25 MarCrowding Out: how the regulatory burden is limiting banks’ flexibility

In the 25 years I have been in banking, one of the major changes is the number of mandatory changes that have to be managed at once and their impact. In the first quarter of 2013, I was discussing this challenge with a potential client, a medium sized Swiss private bank. By their reckoning, their own list of externally mandated projects ran to 160 separate items.  Just keeping track of them would be a full-time job.

The graphic gives a summary overview of the landscape in early 2013. Albeit a Swiss one, but pretty representative.


On the banking front, Basel III governs the amount of capital that banks need to hold, the risk weightings of their assets and what is considered capital. Dodd Frank has been mentioned in detail above. MIFID II is a European Unioon (EU) directive: Markets in Financial Instrument Directive (MiFID), covering areas such as: transparency, investor protection and EU passporting, MIFID II is the EU response to many issues raised by the financial crisis of 2008 and thereafter[1]. CRD IV is the EU’s set of rules around Basel III; it’s capital requirements directive. Shadow banking is about all of the activities, such as hedge funds, that fall outside the traditional definition of banking. On the tax front, OECD Article 26 is a Model Tax Convention rule from 2012 mandating much wider cooperation between countries on enquiries in relation to tax matters[2]. Double Tax Treaties are constantly evolving, particularly in Switzerland and require close study. On the Wealth Management front: AIFMD, the Alternative Investment Fund Managers Directive[3] is a MIFID for those managers involved with alternative investment vehicles, such as hedge funds. UCITS V is the regulatory work for the more mundane world of mutual funds that are sold to the general public, or as they are formally called in Europe “Undertakings for Collective Investment in Transferable Securities[4]”. Fund trailer fees is all about the commissions on funds that have traditionally been paid by the funds to banks and just as traditionally not passed on to clients. The key word here is transparency; making it very public who is paying or being paid for what. The “KAG Revision” is the Swiss equivalent of this since Switzerland is not in the EU. On the infrastructure front, MIFiR is the regulation that goes with the MIFID directive. A lot of the regulation covers derivatives and CCP’s. Again competition is pushed with limitations on the ties between CCP’s and Exchanges[5], as well as rules o cross-margining or offsetting of similar contracts.

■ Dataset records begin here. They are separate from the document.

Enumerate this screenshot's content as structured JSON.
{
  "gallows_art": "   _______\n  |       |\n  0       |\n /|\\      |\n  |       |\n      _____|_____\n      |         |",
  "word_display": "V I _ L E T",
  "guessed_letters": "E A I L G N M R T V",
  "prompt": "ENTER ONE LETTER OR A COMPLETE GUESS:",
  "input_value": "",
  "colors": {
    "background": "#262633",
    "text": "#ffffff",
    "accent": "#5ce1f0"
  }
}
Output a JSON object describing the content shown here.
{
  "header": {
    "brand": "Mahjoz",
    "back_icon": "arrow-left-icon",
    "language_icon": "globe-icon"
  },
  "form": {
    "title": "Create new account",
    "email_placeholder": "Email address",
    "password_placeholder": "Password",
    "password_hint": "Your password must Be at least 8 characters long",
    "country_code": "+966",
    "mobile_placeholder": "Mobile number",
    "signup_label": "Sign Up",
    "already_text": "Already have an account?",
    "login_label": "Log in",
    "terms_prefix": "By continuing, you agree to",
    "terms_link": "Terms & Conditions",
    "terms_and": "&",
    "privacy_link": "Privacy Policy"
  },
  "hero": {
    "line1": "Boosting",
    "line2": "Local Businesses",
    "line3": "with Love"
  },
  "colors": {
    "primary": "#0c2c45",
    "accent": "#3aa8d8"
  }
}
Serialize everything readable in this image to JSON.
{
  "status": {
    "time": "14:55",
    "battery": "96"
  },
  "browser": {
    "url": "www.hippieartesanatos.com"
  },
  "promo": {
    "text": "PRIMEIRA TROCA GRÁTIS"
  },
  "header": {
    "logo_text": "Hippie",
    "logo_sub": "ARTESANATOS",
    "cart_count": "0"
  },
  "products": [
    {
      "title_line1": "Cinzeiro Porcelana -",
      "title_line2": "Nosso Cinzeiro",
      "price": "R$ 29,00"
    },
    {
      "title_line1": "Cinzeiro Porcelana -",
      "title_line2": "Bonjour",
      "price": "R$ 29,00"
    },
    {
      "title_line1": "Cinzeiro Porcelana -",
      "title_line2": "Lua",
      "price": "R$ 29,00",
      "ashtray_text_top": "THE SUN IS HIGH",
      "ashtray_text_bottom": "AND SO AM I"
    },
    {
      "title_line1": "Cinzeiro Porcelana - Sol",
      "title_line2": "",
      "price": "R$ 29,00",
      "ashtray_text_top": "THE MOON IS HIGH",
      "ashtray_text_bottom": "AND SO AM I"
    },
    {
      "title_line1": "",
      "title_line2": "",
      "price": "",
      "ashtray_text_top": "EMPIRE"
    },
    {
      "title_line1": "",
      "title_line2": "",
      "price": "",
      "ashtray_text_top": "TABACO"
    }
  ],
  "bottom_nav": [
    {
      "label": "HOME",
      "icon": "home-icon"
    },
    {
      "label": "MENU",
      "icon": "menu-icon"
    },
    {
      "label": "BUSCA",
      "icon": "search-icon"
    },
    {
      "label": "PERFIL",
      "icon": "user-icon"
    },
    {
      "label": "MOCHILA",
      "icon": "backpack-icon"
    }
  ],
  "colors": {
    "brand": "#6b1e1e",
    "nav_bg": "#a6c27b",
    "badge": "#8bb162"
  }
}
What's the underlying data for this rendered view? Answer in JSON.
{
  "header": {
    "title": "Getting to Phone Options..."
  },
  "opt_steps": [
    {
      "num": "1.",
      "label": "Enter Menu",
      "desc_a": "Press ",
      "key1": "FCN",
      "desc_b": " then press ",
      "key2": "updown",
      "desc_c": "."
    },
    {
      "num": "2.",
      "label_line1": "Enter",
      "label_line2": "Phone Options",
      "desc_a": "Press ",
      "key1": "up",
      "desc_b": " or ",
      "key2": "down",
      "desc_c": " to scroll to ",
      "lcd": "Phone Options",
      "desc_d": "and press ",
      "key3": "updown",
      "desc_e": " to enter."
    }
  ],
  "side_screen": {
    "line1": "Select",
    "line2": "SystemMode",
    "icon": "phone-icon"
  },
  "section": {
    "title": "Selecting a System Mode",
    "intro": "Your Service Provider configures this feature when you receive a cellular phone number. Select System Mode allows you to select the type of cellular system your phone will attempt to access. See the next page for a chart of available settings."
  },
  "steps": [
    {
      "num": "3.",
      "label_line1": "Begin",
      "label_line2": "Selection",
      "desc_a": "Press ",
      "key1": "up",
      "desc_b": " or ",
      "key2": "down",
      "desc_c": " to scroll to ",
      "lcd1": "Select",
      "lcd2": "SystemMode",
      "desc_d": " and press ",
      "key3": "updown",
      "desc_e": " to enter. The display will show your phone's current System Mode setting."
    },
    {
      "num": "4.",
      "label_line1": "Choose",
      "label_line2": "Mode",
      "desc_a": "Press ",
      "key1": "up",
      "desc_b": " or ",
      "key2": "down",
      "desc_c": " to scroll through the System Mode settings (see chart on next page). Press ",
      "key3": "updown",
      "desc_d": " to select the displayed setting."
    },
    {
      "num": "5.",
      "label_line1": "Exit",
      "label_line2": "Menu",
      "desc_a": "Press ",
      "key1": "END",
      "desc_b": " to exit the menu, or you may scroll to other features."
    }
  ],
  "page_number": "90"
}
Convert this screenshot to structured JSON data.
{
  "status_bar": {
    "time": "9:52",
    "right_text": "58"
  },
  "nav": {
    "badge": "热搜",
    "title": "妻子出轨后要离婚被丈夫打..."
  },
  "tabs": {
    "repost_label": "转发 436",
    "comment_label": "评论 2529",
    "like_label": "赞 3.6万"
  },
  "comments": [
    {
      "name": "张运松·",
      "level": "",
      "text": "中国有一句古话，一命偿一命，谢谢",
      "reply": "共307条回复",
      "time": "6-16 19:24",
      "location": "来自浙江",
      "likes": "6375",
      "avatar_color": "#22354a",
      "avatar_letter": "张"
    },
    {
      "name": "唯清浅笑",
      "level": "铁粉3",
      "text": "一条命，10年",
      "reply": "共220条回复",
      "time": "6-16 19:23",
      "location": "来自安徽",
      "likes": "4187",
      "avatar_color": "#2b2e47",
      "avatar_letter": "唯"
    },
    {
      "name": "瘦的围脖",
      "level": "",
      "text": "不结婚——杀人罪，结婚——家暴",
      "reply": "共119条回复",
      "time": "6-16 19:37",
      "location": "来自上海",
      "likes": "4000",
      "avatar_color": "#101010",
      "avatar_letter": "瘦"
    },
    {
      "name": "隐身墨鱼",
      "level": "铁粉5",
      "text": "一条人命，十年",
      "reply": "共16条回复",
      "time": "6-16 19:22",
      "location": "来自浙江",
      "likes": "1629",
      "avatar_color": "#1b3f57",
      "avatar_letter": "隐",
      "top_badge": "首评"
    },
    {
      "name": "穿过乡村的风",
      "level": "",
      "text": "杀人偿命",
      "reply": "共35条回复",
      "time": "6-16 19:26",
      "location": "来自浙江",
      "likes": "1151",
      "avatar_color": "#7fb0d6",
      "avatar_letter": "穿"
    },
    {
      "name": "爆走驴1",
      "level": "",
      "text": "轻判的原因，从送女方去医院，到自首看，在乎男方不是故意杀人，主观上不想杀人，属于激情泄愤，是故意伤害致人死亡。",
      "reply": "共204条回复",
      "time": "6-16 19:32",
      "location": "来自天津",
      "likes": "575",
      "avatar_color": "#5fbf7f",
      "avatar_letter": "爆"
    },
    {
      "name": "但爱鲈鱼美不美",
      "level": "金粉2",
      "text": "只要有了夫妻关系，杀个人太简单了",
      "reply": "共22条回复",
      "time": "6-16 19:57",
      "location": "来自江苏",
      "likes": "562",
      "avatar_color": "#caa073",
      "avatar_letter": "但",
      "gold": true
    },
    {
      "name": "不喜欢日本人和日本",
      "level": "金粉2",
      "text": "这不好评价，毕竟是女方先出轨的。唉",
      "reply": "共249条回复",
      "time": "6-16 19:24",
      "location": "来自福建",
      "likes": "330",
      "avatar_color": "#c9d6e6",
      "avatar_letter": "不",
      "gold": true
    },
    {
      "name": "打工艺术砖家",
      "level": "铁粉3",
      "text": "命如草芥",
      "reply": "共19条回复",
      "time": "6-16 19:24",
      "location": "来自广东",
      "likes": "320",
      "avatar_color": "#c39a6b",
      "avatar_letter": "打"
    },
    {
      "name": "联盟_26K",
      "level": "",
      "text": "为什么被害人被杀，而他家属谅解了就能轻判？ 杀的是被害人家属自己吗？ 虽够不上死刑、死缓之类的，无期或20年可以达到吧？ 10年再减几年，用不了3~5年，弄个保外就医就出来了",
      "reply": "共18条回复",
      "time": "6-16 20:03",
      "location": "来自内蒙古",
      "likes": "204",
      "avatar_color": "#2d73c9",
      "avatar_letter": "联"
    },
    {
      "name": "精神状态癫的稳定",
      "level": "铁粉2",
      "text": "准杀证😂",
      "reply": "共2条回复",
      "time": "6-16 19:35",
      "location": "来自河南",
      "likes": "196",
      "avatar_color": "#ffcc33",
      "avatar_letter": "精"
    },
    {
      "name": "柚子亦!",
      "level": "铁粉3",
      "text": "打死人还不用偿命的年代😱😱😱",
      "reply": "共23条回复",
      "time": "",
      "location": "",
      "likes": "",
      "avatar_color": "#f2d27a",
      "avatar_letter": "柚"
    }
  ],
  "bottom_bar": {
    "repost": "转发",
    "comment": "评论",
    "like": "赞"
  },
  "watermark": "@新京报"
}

With all this must do stuff on the agenda, it is extremely difficult for any organisation to even make sure that the must do stuff gets done. It is not hard to imagine that many of those efforts will be “best efforts”; just enough to get a tick in the box, maybe with a thought to more robust solutions, but a real politik that means that “just good enough” is all you will be able to do.  One senior change manager in a Tier 1 bank told me that for 2013, his budget is 85% mandatory projects to 15% discretionary ones. So, any discretionary projects are going to be very hard to do. They are still worth fighting for.

In my days at Goldman Sachs I would often bemoan some of the US regulations and how I found them a real burden on what we were doing outside of the US. A wise sage, John Frankel, who went on a highly successful career in venture capital with FF Ventures, suggested I need to re-think my view of this: “Regulation is actually good for a place like Goldman Sachs. We have the resources to master it and when we have we can out manoeuvre those who have not been able to master it!” Another way of putting this is: “Go big or go home.” In order to master the increasingly complex demands of the banking worlds, banks have three choices: i) Size. Getting and staying big enough to carry the huge costs across a broad base. In private banking, the perceived wisdom has it that you need at least $100 billion in AuM, assets under management, to effectively carry the costs, ii) Selected Focus. You cannot be all things to all people. In Investment Banking, UBS is cutting back, focussing on those businesses that more directly support its private banking, iii) Sell. Having a small “me too” business will be both too expensive and too risky.

“Too risky” is something that must give pause for thought. Ignoring regulations is not going to work. Earlier in the book, we detailed the case of Bank Wegelin, who were forced to close after being prosecuted by the US government. The cost of being out of line with regulations and laws is no longer a slap on the wrist. It is crippling fines and licences being taken away.

In March 2013 press reports suggested that Britain’s Lloyds Bank was ready to sell its Swiss private banking business. That may or may not have been the case, however with AuM of just $12 billion or so, it is worth thinking of that situation in terms of the choices above for an institution with a business of that size. First off, if another private bank thinks there are 160 must do things that they need to track and they have over 1’000 people and over $80 billion in AuM, how well do you think any outfit, Lloyds or the next guys, are doing with that list of 160? Even knowing the right number is a significant challenge. Option (i) above, to go for size, seems too much of a stretch. Option (ii) focus, might work, but 12 billion is still hugely short of the 100 billion threshold to carry the load of the infrastructure costs.

Lessons Learned: At a minimum, the regulatory changes ought to lead to some consolidation in banking, with some selling and some simply exiting businesses. There will also be some location competition with the new rules restricting some areas of compensation possibly putting traditional centres under pressure.